Grant, if this is about India's polemic past, which I also know little about, then I predict the history of the characters are going to be central to telling of this story. I read this chapter and thought of Rushdie as a historian, although he speaks nothing of the nation's past. I can already tell he is a character writer. And Grant, you know I am always a sucker for colorful characters (and alliteration, too, which he uses sparingly, but wisely): Aadam with his curvaceous nose, Tai the boatman, Aadam's lizardly, spiteful mother with Tai's voice, female bodyguards with bodybuilding muscles, the blind art-loving landowner.

Tuesday, April 5, 2011

Starting with Midnight's Children

Some novels begin as laser beams--one narrative thread that hits you right between the eyes and carries you forward, compelling you to turn page after page.  Other novels begin like shotgun blast, scattering you in a thousand different directions at once, creating a spiderweb of thematic, symbolic, and plot threads like cracks in a shot car window.

Midnight's Children is a shotgun.

Rushdie begins by throwing all sorts of flashes at you, forward and back, while introducing multiple characters and themes.  Most importantly, it drags us into a historical context that will actually be the most important character in the novel, the lead-up to and aftermath of India's independence in 1947.  Unfortunately, I don't know much about that history, so I find this opening a bit confusing, but my guess is that part of the novel's purpose is to introduce Western readers (namely Americans) to that history and England's involvement in it.  Of course, there are minor players, like Gandhi and the Islamic minority in India, and, perhaps most crucially, the dispute over Kashmir.  The latter conflict will, no doubt, serve as a macrocosm for the novel's dramatic microcosm.

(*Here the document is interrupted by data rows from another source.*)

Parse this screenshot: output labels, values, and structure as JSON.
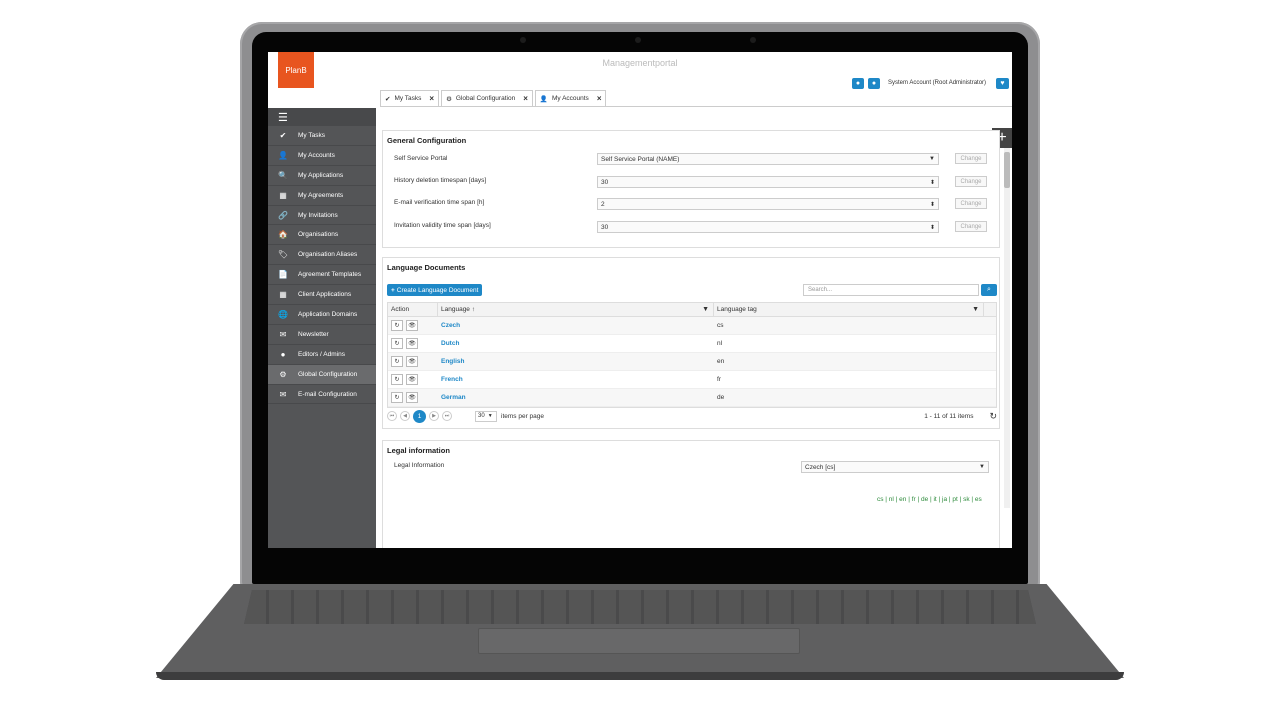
{
  "app": {
    "logo": "PlanB",
    "title": "Managementportal",
    "account": "System Account (Root Administrator)"
  },
  "tabs": [
    {
      "label": "My Tasks"
    },
    {
      "label": "Global Configuration"
    },
    {
      "label": "My Accounts"
    }
  ],
  "sidebar": [
    {
      "label": "My Tasks",
      "icon": "✔"
    },
    {
      "label": "My Accounts",
      "icon": "👤"
    },
    {
      "label": "My Applications",
      "icon": "🔍"
    },
    {
      "label": "My Agreements",
      "icon": "▦"
    },
    {
      "label": "My Invitations",
      "icon": "🔗"
    },
    {
      "label": "Organisations",
      "icon": "🏠"
    },
    {
      "label": "Organisation Aliases",
      "icon": "🏷"
    },
    {
      "label": "Agreement Templates",
      "icon": "📄"
    },
    {
      "label": "Client Applications",
      "icon": "▦"
    },
    {
      "label": "Application Domains",
      "icon": "🌐"
    },
    {
      "label": "Newsletter",
      "icon": "✉"
    },
    {
      "label": "Editors / Admins",
      "icon": "●"
    },
    {
      "label": "Global Configuration",
      "icon": "⚙"
    },
    {
      "label": "E-mail Configuration",
      "icon": "✉"
    }
  ],
  "general": {
    "title": "General Configuration",
    "rows": [
      {
        "label": "Self Service Portal",
        "value": "Self Service Portal (NAME)",
        "arrow": "▼"
      },
      {
        "label": "History deletion timespan [days]",
        "value": "30",
        "arrow": "⬍"
      },
      {
        "label": "E-mail verification time span [h]",
        "value": "2",
        "arrow": "⬍"
      },
      {
        "label": "Invitation validity time span [days]",
        "value": "30",
        "arrow": "⬍"
      }
    ],
    "change_label": "Change"
  },
  "langdocs": {
    "title": "Language Documents",
    "create_label": "Create Language Document",
    "search_placeholder": "Search...",
    "columns": {
      "action": "Action",
      "language": "Language ↑",
      "tag": "Language tag"
    },
    "rows": [
      {
        "language": "Czech",
        "tag": "cs"
      },
      {
        "language": "Dutch",
        "tag": "nl"
      },
      {
        "language": "English",
        "tag": "en"
      },
      {
        "language": "French",
        "tag": "fr"
      },
      {
        "language": "German",
        "tag": "de"
      }
    ],
    "pager": {
      "current": "1",
      "per_page": "30",
      "per_page_label": "items per page",
      "summary": "1 - 11 of 11 items"
    }
  },
  "legal": {
    "title": "Legal information",
    "label": "Legal Information",
    "value": "Czech [cs]",
    "links": "cs | nl | en | fr | de | it | ja | pt | sk | es"
  },
  "colors": {
    "accent": "#1e88c7",
    "brand": "#e8551f",
    "sidebar": "#545557"
  }
}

My last comment will be about Rushdie and what I already know about him.  As you can tell from my comment on Satanic Verses, which I read for my survey of British Literature, I have problems with Rushdie's generic style (not his use of language, which I find lush and at times poetic), which in that novel is described as "magical realism."  To my surprise, this novel is much less magical realism and more straight-forward epic family romance or bildungsroman.  (It could also be called a Künstlerroman, because it's about the artist himself, but I'll dispense with the literary terms for now).  Lots of novels start with previous generations in order to set the stage for the protagonist's development and importance.  Needless to say, the fact that the narrator/protagonist is literally "cracking up" is bothering me a bit, because of the magic shit implied behind it.  I'll be interested to see where Rushdie goes with it.

But for now, I'm enjoying the character development of the grandfather and have already looked up several of the figures and events in Indian history that Rushdie refers to.  Clearly, this guy is a formidable voice in world literature, and this novel in some sense started the entire postcolonial anglophone fiction craze that dominates my profession (and the Nobel prize) today.